Why Some Vehicles Have 24 Volt Electrical Systems
Specialty vehicles such as boats, trucks, buses and motor homes will frequently have 24 Volt electrical systems.
The decision to build a vehicle in this fashion is often an economic one that has to do with the cost of wire. Simply put, the cost of the wire necessary to build a 24 Volt electrical system is less than the cost of the wire for a 12 Volt electrical system.
On smaller vehicles, the wire cost compared to the cost an extra battery is not enough to justify adding an additional battery. However, on vehicles that approach 40 ft in length and have electrical devices in every conceivable nook and cranny, the cost of wire adds up quick.
The Problem with 24 Volt Electrical Systems
The 24 Volt electrical system in a vehicle is built by placing two 12 Volt batteries in series (or end to end). IF the only devices that are connected to the electrical system are 24 volt devices, the problems are minimal and are generally not worth being concerned about.
HOWEVER, there are occasions when it is desirable to add 12 volt devices to a 24 volt system. Often times, the addition of these 12 volt components has to do with the higher cost and limited availability of equivalent 24 volt devices.
IF 12 volt components are added to a 24 volt system, problems with the batteries can and frequently will develop.

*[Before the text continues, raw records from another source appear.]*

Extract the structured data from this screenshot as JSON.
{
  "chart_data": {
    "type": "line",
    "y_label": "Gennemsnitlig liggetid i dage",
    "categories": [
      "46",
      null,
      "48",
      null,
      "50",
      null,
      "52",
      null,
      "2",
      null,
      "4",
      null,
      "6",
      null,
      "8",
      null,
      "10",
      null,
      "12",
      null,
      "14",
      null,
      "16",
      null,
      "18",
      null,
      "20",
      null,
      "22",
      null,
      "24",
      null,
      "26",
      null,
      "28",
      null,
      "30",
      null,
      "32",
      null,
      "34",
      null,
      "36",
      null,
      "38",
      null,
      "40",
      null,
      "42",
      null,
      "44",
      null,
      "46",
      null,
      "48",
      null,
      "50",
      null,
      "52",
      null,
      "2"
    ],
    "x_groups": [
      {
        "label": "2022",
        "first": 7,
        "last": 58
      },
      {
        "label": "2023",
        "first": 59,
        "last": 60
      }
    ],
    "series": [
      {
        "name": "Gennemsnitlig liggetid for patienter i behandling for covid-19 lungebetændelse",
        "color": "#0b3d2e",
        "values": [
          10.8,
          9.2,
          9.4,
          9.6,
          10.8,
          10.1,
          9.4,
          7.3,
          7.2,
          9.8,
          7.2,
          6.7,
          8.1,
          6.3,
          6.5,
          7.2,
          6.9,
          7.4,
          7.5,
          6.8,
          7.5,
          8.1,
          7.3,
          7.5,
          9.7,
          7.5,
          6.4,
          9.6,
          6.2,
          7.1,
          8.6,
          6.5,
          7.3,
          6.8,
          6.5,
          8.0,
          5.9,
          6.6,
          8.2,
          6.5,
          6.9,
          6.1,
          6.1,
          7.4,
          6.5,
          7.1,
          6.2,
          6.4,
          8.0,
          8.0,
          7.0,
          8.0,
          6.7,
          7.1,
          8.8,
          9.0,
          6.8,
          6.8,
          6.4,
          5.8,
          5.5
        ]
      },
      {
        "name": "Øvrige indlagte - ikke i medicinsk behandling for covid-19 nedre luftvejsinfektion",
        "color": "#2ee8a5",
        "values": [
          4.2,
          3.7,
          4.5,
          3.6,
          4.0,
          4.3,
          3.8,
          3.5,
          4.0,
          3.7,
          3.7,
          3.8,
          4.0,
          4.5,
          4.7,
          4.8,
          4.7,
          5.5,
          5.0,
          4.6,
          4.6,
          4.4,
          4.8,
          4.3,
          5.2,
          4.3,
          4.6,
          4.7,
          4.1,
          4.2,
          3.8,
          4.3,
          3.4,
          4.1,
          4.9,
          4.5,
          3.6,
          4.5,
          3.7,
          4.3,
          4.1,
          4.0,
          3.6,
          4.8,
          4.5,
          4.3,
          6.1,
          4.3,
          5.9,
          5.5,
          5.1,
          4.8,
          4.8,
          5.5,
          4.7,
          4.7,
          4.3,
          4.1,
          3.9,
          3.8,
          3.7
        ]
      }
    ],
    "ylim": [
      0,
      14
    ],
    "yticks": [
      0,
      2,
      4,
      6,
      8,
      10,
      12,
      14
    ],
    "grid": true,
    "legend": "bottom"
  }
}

Let’s first examine the discharge cycle in such a system. As shown in the picture below:
- The Alternator which charges the battery is off. As a result, power being supplied to both 12V and 24 Devices is coming from the batteries alone.
- Battery A is supplying power to 12V devices and 24 volt devices.
- Battery B is only supplying to 24V devices.
The net result is that Battery A is being discharged faster than Battery B.
After the discharge cycle, we’re left with two batteries that are at different states of charge.
- Battery A, which has been powering both 12 Volt and 24 Volt devices is significantly discharged.
- Battery B, which has been powering only 24 volt devices, retains significantly more charge than Battery A.
Thus we begin the charge cycle by turning the alternator on.
A NOTE HERE: The alternator is a 24 volt alternator. In a sense, it treats both 12 volt batteries as if they were one big single 24 volt battery. It has no way of knowing that each of the two batteries are different states charges. It will just keep charging.
Referring to the picture below:
- Battery B, will charge up completely.
- The Alternator will keep charging because the sum of both batteries is still less than the state of charge for a 24 Volt Battery
- Battery B, will overcharge and start losing electrolyte and thus become permanently damaged
- Battery A, may never become fully charged, thus making it susceptible to electrode damage caused by chronic undercharging.
What a Battery Equalizer Does
The battery equalizer solves both problems of imbalanced battery discharging and charging.
Let’s look at the two primary modes of operation.
Referring to the picture below, let’s examine the discharge cycle with a battery equalizer.
- The Battery Equalizer senses that battery A is being asked to work harder by supply power to both 12 Volt and 24 Volt devices
- The Battery Equalizer then diverts power from Battery B so that the demands being placed on both batteries is equal.
- The result is that battery A and battery B discharge equally.
- The alternator begins charging and supplying power for the 12 volt and 24 volt loads.
- The battery equalizer senses and imbalance between the charge voltage applied to battery A and Battery b.
- The battery equalizer redirects some of the power coming from the alternator so that the charge voltages being applied to battery A and battery B are equal.
What’s important to remember from this article is that without the battery equalizer, there is a risk of permanent damage to both batteries.
With the battery equalizer, the risk of damage is substantially reduced because because the discharging and charging of both batteries has been equalized.